Paper Structure (43 sections, 4 equations, 7 figures, 12 tables)

This paper contains 43 sections, 4 equations, 7 figures, 12 tables.

Figures (7)

  • Figure 1: Overview of the Multimodal Interlaced Transformer (MIT). The input includes a 3D point cloud, multi-view 2D images, and class-level tags of a scene. Our method is a transformer model with two encoders and one decoder. The two encoders compute features for 3D voxel tokens and 2D view tokens, respectively. The decoder conducts interlaced 2D-3D attention and carries out 2D and 3D feature fusion. In its odd layers, 3D voxels serve as queries and are enriched by the semantic features of 2D views, acting as key-value pairs. In the even layers, the roles of 3D voxels and 2D views switch: 2D views are described by additional 3D geometric features.
  • Figure 2: An overview of our Multimodal Interlaced Transformer (MIT) for weakly supervised point cloud segmentation.

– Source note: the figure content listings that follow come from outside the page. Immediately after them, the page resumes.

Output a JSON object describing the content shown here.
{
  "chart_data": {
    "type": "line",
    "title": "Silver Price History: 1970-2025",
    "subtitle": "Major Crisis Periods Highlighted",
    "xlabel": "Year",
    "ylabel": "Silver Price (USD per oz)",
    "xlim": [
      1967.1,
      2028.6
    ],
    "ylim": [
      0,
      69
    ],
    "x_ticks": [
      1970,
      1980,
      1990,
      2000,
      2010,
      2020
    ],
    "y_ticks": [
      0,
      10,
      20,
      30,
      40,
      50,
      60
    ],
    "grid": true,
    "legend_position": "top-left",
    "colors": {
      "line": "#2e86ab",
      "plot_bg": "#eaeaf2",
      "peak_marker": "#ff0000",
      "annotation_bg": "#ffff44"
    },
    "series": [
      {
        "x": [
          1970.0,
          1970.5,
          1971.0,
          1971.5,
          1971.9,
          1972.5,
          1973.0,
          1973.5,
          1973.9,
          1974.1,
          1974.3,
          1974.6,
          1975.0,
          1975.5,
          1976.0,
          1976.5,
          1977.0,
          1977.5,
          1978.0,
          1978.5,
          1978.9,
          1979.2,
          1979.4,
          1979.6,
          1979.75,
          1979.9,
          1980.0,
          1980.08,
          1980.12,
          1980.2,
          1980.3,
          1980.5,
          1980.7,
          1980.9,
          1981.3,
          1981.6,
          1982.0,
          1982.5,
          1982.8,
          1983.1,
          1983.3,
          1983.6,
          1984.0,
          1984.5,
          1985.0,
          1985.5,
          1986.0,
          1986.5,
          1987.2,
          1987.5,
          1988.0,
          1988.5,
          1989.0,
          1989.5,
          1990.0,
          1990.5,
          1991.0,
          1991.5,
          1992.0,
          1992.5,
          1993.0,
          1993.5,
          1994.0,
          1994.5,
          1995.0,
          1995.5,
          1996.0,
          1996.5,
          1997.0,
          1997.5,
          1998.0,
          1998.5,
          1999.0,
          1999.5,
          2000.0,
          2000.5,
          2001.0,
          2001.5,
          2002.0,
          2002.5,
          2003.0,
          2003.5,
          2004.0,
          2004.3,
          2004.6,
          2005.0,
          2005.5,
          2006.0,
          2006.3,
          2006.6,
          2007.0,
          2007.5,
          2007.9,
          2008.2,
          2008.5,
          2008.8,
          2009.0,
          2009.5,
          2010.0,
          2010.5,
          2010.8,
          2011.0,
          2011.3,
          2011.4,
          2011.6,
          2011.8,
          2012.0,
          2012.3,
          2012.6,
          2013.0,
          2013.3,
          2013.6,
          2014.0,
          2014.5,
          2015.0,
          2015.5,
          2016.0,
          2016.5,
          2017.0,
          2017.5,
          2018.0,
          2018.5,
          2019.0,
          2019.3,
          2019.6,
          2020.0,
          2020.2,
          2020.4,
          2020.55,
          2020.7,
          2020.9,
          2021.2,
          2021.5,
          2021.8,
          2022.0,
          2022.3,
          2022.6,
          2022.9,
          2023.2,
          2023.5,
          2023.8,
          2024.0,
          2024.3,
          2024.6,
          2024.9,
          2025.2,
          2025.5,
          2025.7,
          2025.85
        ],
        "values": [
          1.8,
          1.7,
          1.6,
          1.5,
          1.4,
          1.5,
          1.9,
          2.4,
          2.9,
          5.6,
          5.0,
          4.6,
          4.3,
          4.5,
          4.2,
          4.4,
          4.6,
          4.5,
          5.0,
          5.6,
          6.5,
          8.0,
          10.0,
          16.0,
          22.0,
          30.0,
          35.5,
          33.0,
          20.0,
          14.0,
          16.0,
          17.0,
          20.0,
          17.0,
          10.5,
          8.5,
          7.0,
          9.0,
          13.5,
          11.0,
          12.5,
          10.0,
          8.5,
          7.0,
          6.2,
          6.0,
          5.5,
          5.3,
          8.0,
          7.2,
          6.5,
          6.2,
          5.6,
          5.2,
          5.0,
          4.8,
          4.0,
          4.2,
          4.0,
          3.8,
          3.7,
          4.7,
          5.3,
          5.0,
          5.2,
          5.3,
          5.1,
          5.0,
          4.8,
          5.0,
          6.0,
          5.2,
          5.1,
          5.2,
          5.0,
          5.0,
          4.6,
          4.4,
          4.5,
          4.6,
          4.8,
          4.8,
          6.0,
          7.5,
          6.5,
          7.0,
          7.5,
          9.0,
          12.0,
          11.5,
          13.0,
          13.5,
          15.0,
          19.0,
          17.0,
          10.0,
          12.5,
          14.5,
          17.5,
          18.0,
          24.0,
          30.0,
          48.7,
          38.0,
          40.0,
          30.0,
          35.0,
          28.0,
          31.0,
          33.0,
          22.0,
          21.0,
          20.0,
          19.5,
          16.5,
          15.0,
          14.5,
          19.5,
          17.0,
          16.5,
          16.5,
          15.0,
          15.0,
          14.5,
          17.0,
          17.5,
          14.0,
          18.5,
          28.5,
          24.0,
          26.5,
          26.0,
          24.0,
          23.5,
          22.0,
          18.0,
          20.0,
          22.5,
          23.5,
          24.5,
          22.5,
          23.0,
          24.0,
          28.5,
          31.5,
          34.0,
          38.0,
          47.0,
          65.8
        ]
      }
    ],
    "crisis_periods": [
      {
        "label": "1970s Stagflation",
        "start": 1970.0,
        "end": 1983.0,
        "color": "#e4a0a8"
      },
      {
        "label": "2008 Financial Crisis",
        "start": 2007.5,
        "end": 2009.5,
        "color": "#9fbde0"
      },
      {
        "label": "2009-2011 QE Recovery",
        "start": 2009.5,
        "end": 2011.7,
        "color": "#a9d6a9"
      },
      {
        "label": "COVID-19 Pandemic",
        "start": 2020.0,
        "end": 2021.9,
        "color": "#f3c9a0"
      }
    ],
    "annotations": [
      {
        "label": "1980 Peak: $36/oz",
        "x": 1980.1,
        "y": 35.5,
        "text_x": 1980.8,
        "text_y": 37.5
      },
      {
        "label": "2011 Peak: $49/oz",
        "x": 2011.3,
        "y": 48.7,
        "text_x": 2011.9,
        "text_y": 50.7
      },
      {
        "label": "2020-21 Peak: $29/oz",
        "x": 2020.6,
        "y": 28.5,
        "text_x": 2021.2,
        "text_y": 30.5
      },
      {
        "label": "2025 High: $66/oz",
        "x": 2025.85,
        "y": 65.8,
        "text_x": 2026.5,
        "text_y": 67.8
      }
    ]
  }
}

It is a transformer-based model with two encoders, $\tilde{f}_{\text{3D}}$ and $\tilde{f}_{\text{2D}}$, for modality-specific feature extraction and one decoder, $f_d$, for feature fusion. The 2D and 3D pooled features, $\hat{s}_\text{2D}$ and $\hat{s}_\text{3D}$, are added to each learnable position embedding ($\hat{z}_\text{2D}$ and $\hat{z}_\text{3D}$), and further prepended with the class tokens and passed through the encoders to obtain self-attended features, $F_{\text{2D}}$ and $F_{\text{3D}}$. The predicted class scores for each modality are obtained through average pooling and class-aware layers.
  • Figure 3: The architecture of an interlaced block. The multilayer perceptron with residual learning is not present for simplicity but is used in the block.
  • Figure 4: Qualitative results on the ScanNet dataset with scene-level supervision. The colored boxes highlight the differences between our MIT and MIT with 3D data only, and their corresponding views are shown on the right with outlines of the same color. For each view, the tags at the top indicate the results of the multi-label classification.
  • Figure 5: Network architecture of our MIT extension with camera poses and depths maps.